Trivia buffs will appreciate that “Rock, Rock, Rock” – which does have actual rock and roll in it – is the first feature production from the team of Milton Subotsky and Max J. Rosenberg, who later formed Amicus, the chief rival to Brittain’s Hammer Films. The acts here are tied together with a plot that’s strictly sit-com and has Tuesday Weld (in her very first film assignment and frankly displaying no future as an actress) conniving how to get a dress for the prom after daddy has cut off her charge accounts. The production values and direction (by Will Price) are also strictly sit-com but adequate to the task at hand, which is to present a slew of musical numbers, first as part of an Alan Freed TV show and later at the prom. Most of these performers have been forgotten (if they were ever all that well known – The Three Chuckles, anyone?) but Chuck Berry shows up for a single number and Connie Francis dubs Weld in two songs. The acts offered are variable in quality but most are at least tolerable. The real reason to check out this release is the two reviews that, with only a few exceptions, offer some truly great artists performing signature pieces.

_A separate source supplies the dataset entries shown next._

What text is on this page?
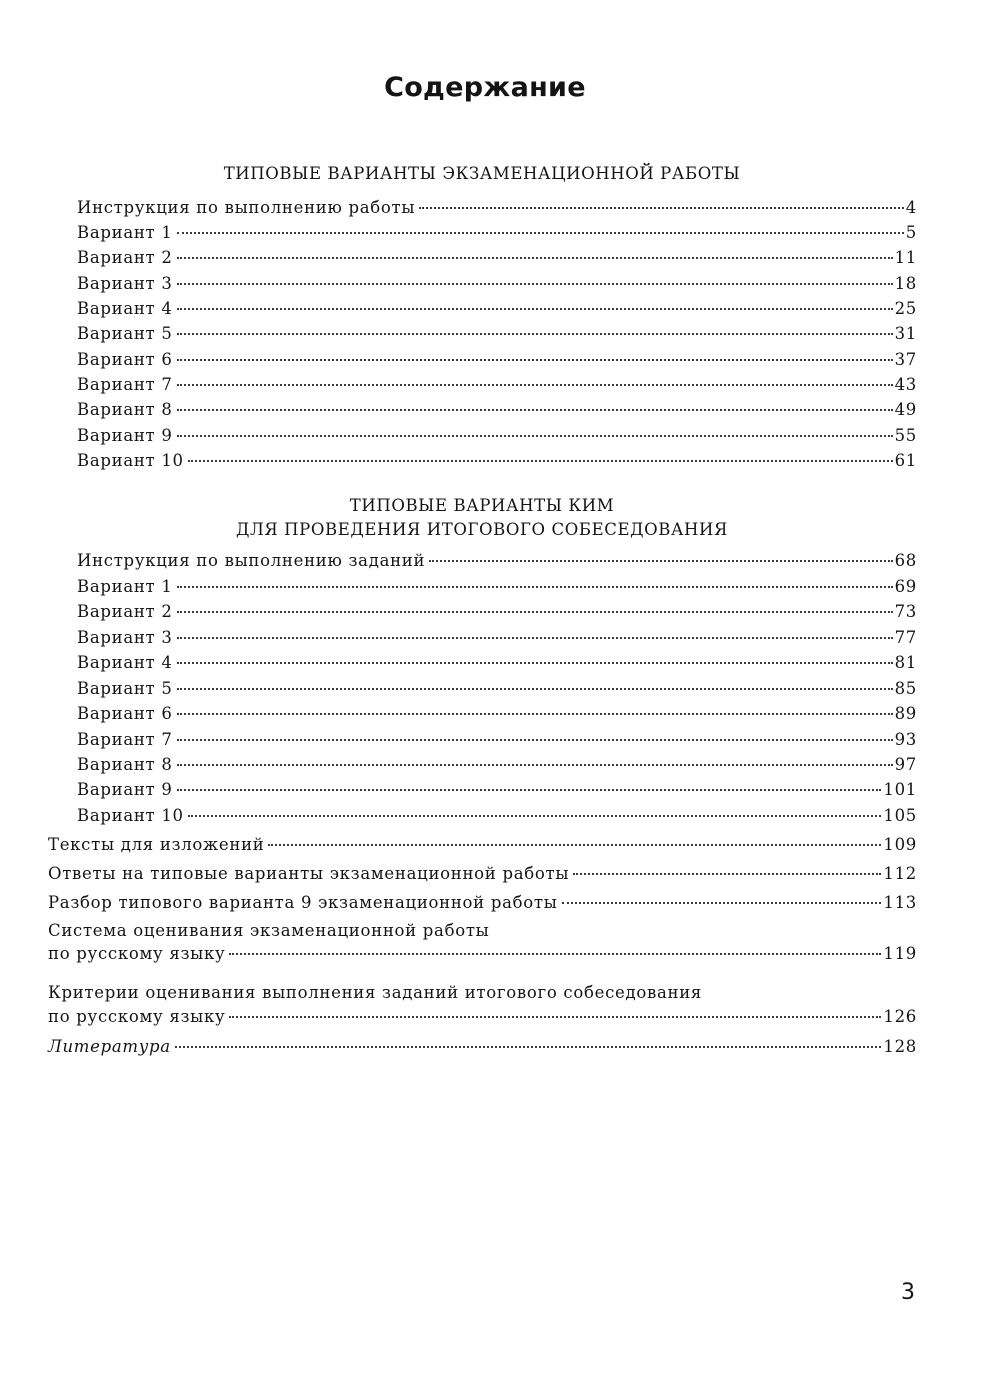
Содержание
ТИПОВЫЕ ВАРИАНТЫ ЭКЗАМЕНАЦИОННОЙ РАБОТЫ
Инструкция по выполнению работы	4
Вариант 1	5
Вариант 2	11
Вариант 3	18
Вариант 4	25
Вариант 5	31
Вариант 6	37
Вариант 7	43
Вариант 8	49
Вариант 9	55
Вариант 10	61
ТИПОВЫЕ ВАРИАНТЫ КИМ
ДЛЯ ПРОВЕДЕНИЯ ИТОГОВОГО СОБЕСЕДОВАНИЯ
Инструкция по выполнению заданий	68
Вариант 1	69
Вариант 2	73
Вариант 3	77
Вариант 4	81
Вариант 5	85
Вариант 6	89
Вариант 7	93
Вариант 8	97
Вариант 9	101
Вариант 10	105
Тексты для изложений	109
Ответы на типовые варианты экзаменационной работы	112
Разбор типового варианта 9 экзаменационной работы	113
Система оценивания экзаменационной работы
по русскому языку	119
Критерии оценивания выполнения заданий итогового собеседования
по русскому языку	126
Литература	128
3
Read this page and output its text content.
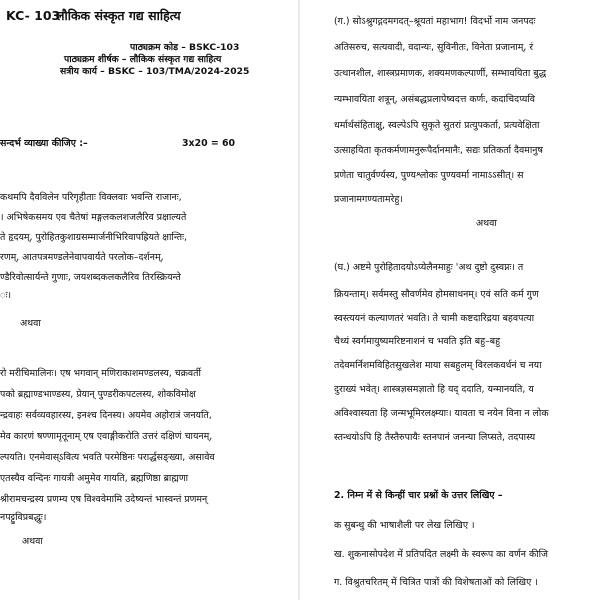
KC- 103
लौकिक संस्कृत गद्य साहित्य
पाठ्यक्रम कोड – BSKC-103
पाठ्यक्रम शीर्षक – लौकिक संस्कृत गद्य साहित्य
सत्रीय कार्य – BSKC – 103/TMA/2024-2025
सन्दर्भ व्याख्या कीजिए :–	3x20 = 60
कथमपि दैवविलेन परिगृहीताः विक्लवाः भवन्ति राजानः,
। अभिषेकसमय एव चैतेषां मङ्गलकलशजलैरिव प्रक्षाल्यते
ते हृदयम्, पुरोहितकुशाग्रसम्मार्जनीभिरिवापह्रियते क्षान्तिः,
रणम्, आतपत्रमण्डलेनेवापवार्यते परलोक–दर्शनम्,
ण्डैरिवोत्सार्यन्ते गुणाः, जयशब्दकलकलैरिव तिरस्क्रियन्ते
ः।
अथवा
रो मरीचिमालिनः। एष भगवान् मणिराकाशमण्डलस्य, चक्रवर्ती
पको ब्रह्माण्डभाण्डस्य, प्रेयान् पुण्डरीकपटलस्य, शोकविमोक्ष
न्द्रवाहः सर्वव्यवहारस्य, इनश्च दिनस्य। अयमेव अहोरात्रं जनयति,
मेव कारणं षण्णामृतूनाम् एष एवाङ्गीकरोति उत्तरं दक्षिणं चायनम्,
ल्पयति। एनमेवास्ऽवित्य भवति परमेष्ठिनः परार्द्धसङ्ख्या, असावेव
एतस्यैव वन्दिनः गायत्री अमुमेव गायति, ब्रह्मणिष्ठा ब्राह्मणा
श्रीरामचन्द्रस्य प्रणम्य एष विश्ववेमामि उदेष्यन्तं भास्वन्तं प्रणमन्
नपट्टुविप्रबद्धुः।
अथवा
(ग.) सोऽश्रुगद्गदमगदत्–श्रूयतां महाभाग! विदर्भो नाम जनपदः
अतिसरुच, सत्यवादी, वदान्यः, सुविनीतः, विनेता प्रजानाम्, रं
उत्थानशील, शास्त्रप्रमाणक, शक्यमणकल्पार्णी, सम्भावयिता बुद्ध
न्यम्भावयिता शत्रून्, असंबद्धप्रलापेष्वदत्त कर्णः, कदाचिदप्यवि
धर्मार्थसंहिताक्षु, स्वल्पेऽपि सुकृते सुतरां प्रत्युपकर्ता, प्रत्यवेक्षिता
उत्साहयिता कृतकर्मणामनुरूपैर्दानमानैः, सद्यः प्रतिकर्ता दैवमानुष
प्रणेता चातुर्वर्ण्यस्य, पुण्यश्लोकः पुण्यवर्मा नामाऽऽसीत्। स
प्रजानामगण्यतामरेहु।
अथवा
(घ.) अष्टमे पुरोहितादयोऽप्येलैनमाहुः 'अथ दुष्टो दुस्वप्नः। त
क्रियन्ताम्। सर्वमस्तु सौवर्णमेव होमसाधनम्। एवं सति कर्म गुण
स्वस्त्ययनं कल्याणतरं भवति। ते चामी कष्टदारिद्रया बहवपत्या
चैथ्यं स्वर्गमायुष्यमरिष्टनाशनं च भवति इति बहु–बहु
तदेवमर्निशमविहितसुखलेश माया सबहुलम् विरलकवर्धनं च नया
दुराख्यं भवेत्। शास्त्रज्ञसमज्ञातो हि यद् ददाति, यन्मानयति, य
अविश्वास्यता हि जन्मभूमिरलक्ष्म्याः। यावता च नयेन विना न लोक
स्तन्धयोऽपि हि तैस्तैरुपायैः स्तनपानं जनन्या लिप्सते, तदपास्य
2. निम्न में से किन्हीं चार प्रश्नों के उत्तर लिखिए –
क सुबन्धु की भाषाशैली पर लेख लिखिए ।
ख. शुकनासोपदेश में प्रतिपदित लक्ष्मी के स्वरूप का वर्णन कीजि
ग. विश्रुतचरितम् में चित्रित पात्रों की विशेषताओं को लिखिए ।
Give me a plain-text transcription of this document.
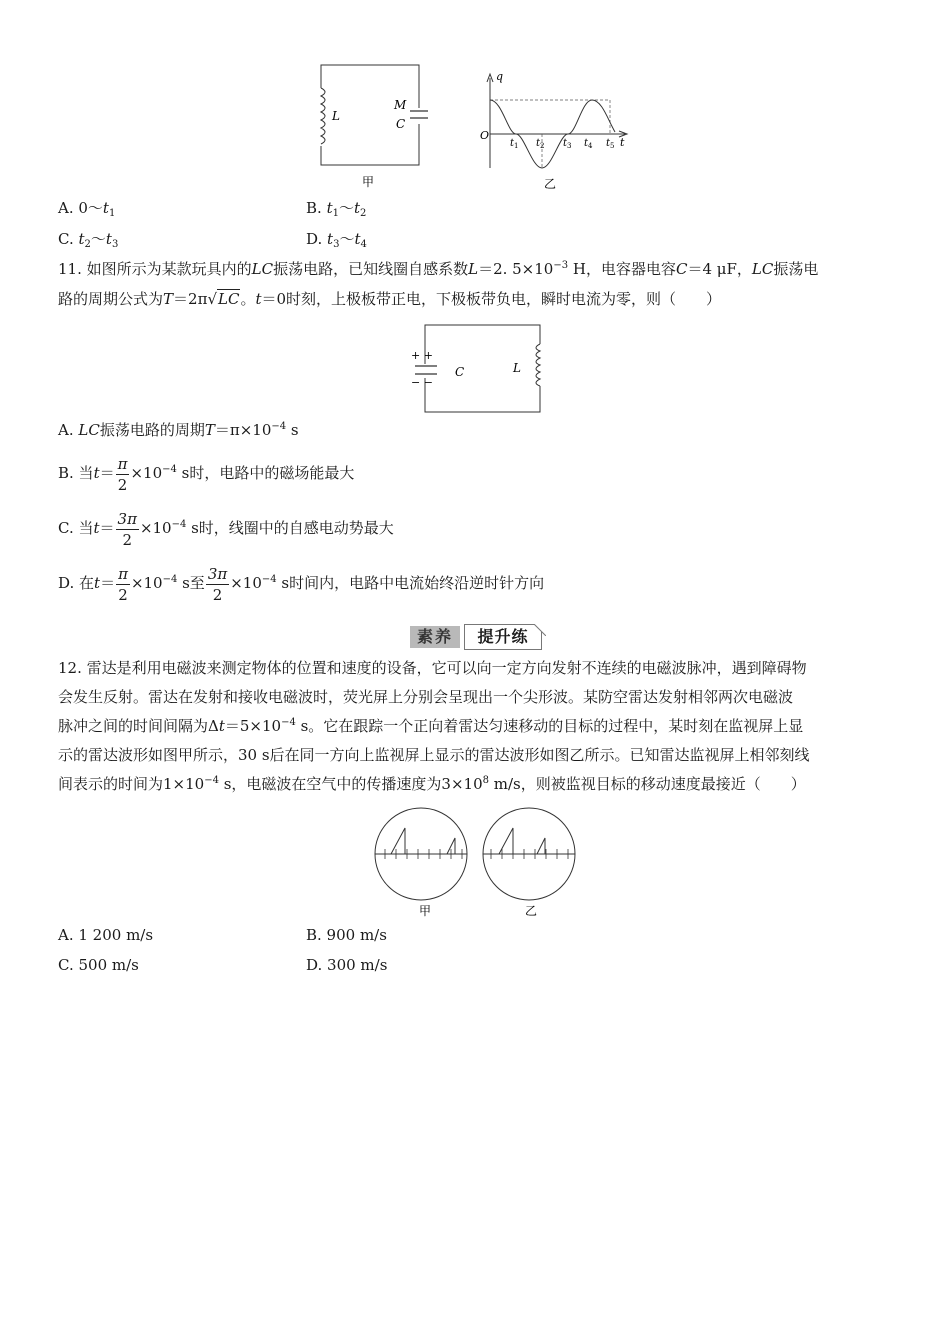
L
M
C
甲
q
O
t
$t_1$ $t_2$ $t_3$ $t_4$ $t_5$
乙
A. $0\sim t_1$	B. $t_1\sim t_2$
C. $t_2\sim t_3$	D. $t_3\sim t_4$
11. 如图所示为某款玩具内的LC振荡电路，已知线圈自感系数L＝2. $5\times 10^{-3}$ H，电容器电容C＝4 μF，LC振荡电
路的周期公式为T＝2π√LC。t＝0时刻，上极板带正电，下极板带负电，瞬时电流为零，则（　　）
+ +
− −
C	L
A. LC振荡电路的周期$T=\pi\times 10^{-4}$ s
B. 当$t= \frac{\pi}{2} \times 10^{-4}$ s时，电路中的磁场能最大
C. 当$t= \frac{3\pi}{2} \times 10^{-4}$ s时，线圈中的自感电动势最大
D. 在$t= \frac{\pi}{2} \times 10^{-4}$ s至 $\frac{3\pi}{2} \times 10^{-4}$ s时间内，电路中电流始终沿逆时针方向
素养	提升练
12. 雷达是利用电磁波来测定物体的位置和速度的设备，它可以向一定方向发射不连续的电磁波脉冲，遇到障碍物
会发生反射。雷达在发射和接收电磁波时，荧光屏上分别会呈现出一个尖形波。某防空雷达发射相邻两次电磁波
脉冲之间的时间间隔为$\Delta t=5\times 10^{-4}$ s。它在跟踪一个正向着雷达匀速移动的目标的过程中，某时刻在监视屏上显
示的雷达波形如图甲所示，30 s后在同一方向上监视屏上显示的雷达波形如图乙所示。已知雷达监视屏上相邻刻线
间表示的时间为$1\times 10^{-4}$ s，电磁波在空气中的传播速度为$3\times 10^8$ m/s，则被监视目标的移动速度最接近（　　）
甲	乙
A. 1 200 m/s	B. 900 m/s
C. 500 m/s	D. 300 m/s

1955, 1956 / Film Chest Media / 228m (2 discs) / $19.98 [NR]

Testament of Youth

The low key and exquisite “Testament of Youth” is based on the memoir of World War I by British author Vera Brittain. The film begins during the summer before young Vera (a luminous Alicia Vikander) is to attend Oxford – at a time when a degree was not the thing young women were expected to bother their pretty little heads with. But the war breaks out and Roland (Kit Harrington), an aspiring poet who becomes Vera’s fiancé, enlists as does her brother Edward (Taron Egerton) and for the usual reasons about doing their duty. Only Victor (Colin Morgan) is left out because of poor eyesight – though as the war drags on his vision becomes less of a problem and he too ends up at the front. Because the film deals with loss and trying to make sense of tragedy, it’s no spoiler to reveal that all three men become casualties in that conflict that was guaranteed to be of brief duration and The War to End All Wars. Wanting to be useful, Vera leaves Oxford to become a nurse, first in Britain and then in a ramshackle unit very near the front lines of combat in France. There her knowledge of German comes in handy when she is assigned to care for “Huns” as well as her own brother who, in a ghastly turn of events, ends up at her unit and on recovery is sent off to Italy where he’s killed.

There is much of “Masterpiece Theater” or at least Merchant and Ivory about “Testament of Youth’s” subdued approach. Yet the way it eschews melodrama is one of its strong points so far as I am concerned. In many ways, this is simply trusting the intelligence of the viewer as when a son’s death is conveyed by the sight of a uniformed messenger arriving, seen by Vera through an upstairs window, followed by the sound of her father’s muffled sobbing downstairs. Director Kent also refrains from piling on the irony when Vera is summoned back home because her mother is having “a crisis” that turns out to be the shops having no eggs or butter. The film pulls no punches, particularly in the scenes set at the front lines hospital where the blown apart bodies of the wounded are not dwelt on (this is no “Saving Private Ryan”) but at the same time no punches are pulled; you can easily understand why Brittain later became one of the leading voices of the Pacifist movement. Kent has cunningly lensed the film, starting it out with the characters set within lush vistas and slowly draining the color and moving closer and closer in on Vera as the experience of the war closes in claustrophobically on her. Boasting immaculate production design and exceptional performances this is a film that is nigh perfect and you mustn’t miss it.